Igel 01.03.2005 21:44 Themen: Globalisierung Netactivism
Brüssel, 28.02.2005 - Das Thema Softwarepatente hat in den letzten Monaten in der EU zu einem bisher beispiellosen Machtkampf zwischen Demokratie und Lobby geführt. So beabsichtigte die EU-Kommission ursprünglich die Einführung einer totalen Patentierbarkeit für Software. Eine Vielzahl von Petitionen, Protesten und Demonstrationen machte das EU-Parlament und die nationalen Parlamente darauf aufmerksam, dass weite Kreise der Bevölkerung sowie der mittelständischen Software-Industrie in dieser Frage anders denken als die EU-Kommission.
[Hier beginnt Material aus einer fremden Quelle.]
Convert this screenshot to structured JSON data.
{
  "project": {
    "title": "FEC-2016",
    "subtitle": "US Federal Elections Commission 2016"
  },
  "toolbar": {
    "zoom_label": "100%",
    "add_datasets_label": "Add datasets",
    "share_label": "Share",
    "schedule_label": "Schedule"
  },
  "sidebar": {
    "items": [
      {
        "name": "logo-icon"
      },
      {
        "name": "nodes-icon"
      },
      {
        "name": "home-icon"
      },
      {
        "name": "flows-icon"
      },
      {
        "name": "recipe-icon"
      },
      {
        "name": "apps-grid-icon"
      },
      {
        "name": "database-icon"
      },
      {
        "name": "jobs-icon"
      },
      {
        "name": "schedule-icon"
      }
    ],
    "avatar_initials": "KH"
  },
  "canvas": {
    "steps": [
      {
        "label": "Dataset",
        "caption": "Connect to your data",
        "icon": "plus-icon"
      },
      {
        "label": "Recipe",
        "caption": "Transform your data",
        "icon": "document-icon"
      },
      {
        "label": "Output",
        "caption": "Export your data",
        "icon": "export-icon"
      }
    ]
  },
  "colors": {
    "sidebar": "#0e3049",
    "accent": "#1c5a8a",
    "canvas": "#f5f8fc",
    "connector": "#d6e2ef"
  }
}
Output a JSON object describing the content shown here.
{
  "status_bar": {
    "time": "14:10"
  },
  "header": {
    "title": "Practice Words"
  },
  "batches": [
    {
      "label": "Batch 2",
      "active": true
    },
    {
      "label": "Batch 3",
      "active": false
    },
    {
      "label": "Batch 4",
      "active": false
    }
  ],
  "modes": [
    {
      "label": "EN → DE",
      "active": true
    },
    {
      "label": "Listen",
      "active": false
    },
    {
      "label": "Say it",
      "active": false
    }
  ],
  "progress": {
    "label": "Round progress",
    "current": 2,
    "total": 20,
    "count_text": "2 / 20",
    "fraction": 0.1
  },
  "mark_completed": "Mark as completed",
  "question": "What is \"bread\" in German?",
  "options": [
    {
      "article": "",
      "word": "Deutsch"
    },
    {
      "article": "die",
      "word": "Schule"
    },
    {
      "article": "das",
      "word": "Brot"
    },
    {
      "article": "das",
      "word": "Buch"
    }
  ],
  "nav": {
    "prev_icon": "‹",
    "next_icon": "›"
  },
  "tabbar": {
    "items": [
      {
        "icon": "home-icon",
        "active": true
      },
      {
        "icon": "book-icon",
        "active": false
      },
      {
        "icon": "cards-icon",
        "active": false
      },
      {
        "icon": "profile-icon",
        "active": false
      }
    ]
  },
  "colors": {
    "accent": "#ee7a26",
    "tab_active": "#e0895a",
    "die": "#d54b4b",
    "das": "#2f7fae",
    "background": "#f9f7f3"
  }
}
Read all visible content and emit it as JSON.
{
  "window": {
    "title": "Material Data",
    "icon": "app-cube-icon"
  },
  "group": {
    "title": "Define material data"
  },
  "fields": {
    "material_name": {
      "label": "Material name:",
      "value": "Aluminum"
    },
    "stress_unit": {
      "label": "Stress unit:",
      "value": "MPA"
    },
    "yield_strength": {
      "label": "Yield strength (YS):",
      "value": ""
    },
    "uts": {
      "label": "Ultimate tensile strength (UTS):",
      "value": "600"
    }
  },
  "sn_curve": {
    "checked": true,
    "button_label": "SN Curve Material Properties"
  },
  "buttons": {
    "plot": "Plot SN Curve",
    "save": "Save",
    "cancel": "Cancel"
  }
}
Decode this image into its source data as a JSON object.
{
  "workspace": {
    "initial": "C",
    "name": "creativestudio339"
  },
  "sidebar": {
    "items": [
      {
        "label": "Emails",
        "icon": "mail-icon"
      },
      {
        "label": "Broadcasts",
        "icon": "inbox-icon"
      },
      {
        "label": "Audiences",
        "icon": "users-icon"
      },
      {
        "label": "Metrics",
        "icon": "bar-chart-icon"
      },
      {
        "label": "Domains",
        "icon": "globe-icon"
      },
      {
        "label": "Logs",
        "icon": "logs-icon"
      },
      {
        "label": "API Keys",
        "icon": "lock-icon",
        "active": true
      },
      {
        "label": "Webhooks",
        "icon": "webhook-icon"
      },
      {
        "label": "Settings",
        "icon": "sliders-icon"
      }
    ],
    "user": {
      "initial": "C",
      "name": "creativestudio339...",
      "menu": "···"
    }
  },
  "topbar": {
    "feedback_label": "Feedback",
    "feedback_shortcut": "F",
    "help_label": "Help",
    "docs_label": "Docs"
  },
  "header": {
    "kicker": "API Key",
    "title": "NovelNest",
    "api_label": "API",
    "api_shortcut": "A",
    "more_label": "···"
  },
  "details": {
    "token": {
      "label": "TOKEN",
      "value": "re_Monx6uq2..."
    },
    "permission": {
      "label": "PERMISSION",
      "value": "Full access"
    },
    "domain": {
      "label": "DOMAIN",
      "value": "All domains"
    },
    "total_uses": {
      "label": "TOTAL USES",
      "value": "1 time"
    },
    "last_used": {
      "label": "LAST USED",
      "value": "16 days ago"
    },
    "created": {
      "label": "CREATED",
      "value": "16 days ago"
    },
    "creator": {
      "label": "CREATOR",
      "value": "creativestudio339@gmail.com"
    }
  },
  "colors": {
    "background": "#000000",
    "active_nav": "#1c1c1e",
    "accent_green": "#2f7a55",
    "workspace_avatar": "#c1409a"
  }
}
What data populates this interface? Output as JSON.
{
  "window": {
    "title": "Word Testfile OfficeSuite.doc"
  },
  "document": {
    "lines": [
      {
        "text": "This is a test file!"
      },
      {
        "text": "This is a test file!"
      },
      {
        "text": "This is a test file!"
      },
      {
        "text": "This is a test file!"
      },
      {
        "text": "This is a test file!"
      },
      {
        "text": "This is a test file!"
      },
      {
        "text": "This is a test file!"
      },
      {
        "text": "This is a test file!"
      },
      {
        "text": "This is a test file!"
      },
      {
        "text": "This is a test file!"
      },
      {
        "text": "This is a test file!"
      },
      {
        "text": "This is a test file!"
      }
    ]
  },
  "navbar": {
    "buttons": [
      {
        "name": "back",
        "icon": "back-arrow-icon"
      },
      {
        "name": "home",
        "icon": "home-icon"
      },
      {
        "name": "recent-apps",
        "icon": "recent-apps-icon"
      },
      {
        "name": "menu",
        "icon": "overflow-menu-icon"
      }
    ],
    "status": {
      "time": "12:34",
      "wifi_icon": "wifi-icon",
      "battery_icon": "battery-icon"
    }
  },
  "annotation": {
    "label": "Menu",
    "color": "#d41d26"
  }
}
So gibt es in Deutschland (http://www.heise.de/newsticker/meldung/56540), den Niederlanden (http://www.nosoftwarepatents.com/phpBB2/viewtopic.php?t=346), in Spanien (http://www.nosoftwarepatents.com/phpBB2/viewtopic.php?t=339) und Polen offizielle Stellungnahmen und Aufforderungen der Parlamente an ihre Regierungen, den Kurs der Kommission in Brüssel nicht länger zu unterstützen. Diese waren notwendig geworden, weil sich auch die nationalen Regierungen zuerst nicht an die Vorgaben des Souveräns, also ihres Parlaments gehalten hatten. In Deutschland kam auf diese Weise etwa Ministerin Künast unter heftige Kritik.

Nun ist es der Präsident der EU-Kommission, Barroso, persönlich, der den Auftrag der Volksvertreter ignoriert. Nach seiner Vorstellung soll die Richtlinie der EU-Kommission gegen jeden Widerstand durchgedrückt werden. Barroso ignoriert mit seinem Vorgehen, das ein Kommissionssprecher im Gespräch mit Heise Online schildert, auch die gesamte bisherige Entwicklung auf Ebene der EU und in den einzelnen Mitgliedsstaaten.

Rund 250 Aktivisten haben heute in Brüssel mit Transparenten und Bananen kritisiert, daß die EU zu einer Bananenrepublik verkommt, wenn die Interessen nationaler Mitgliedstaaten oder die Aufträge ihrer Parlamente den Interessen weniger, gut bezahlter Lobbyisten geopfert werden.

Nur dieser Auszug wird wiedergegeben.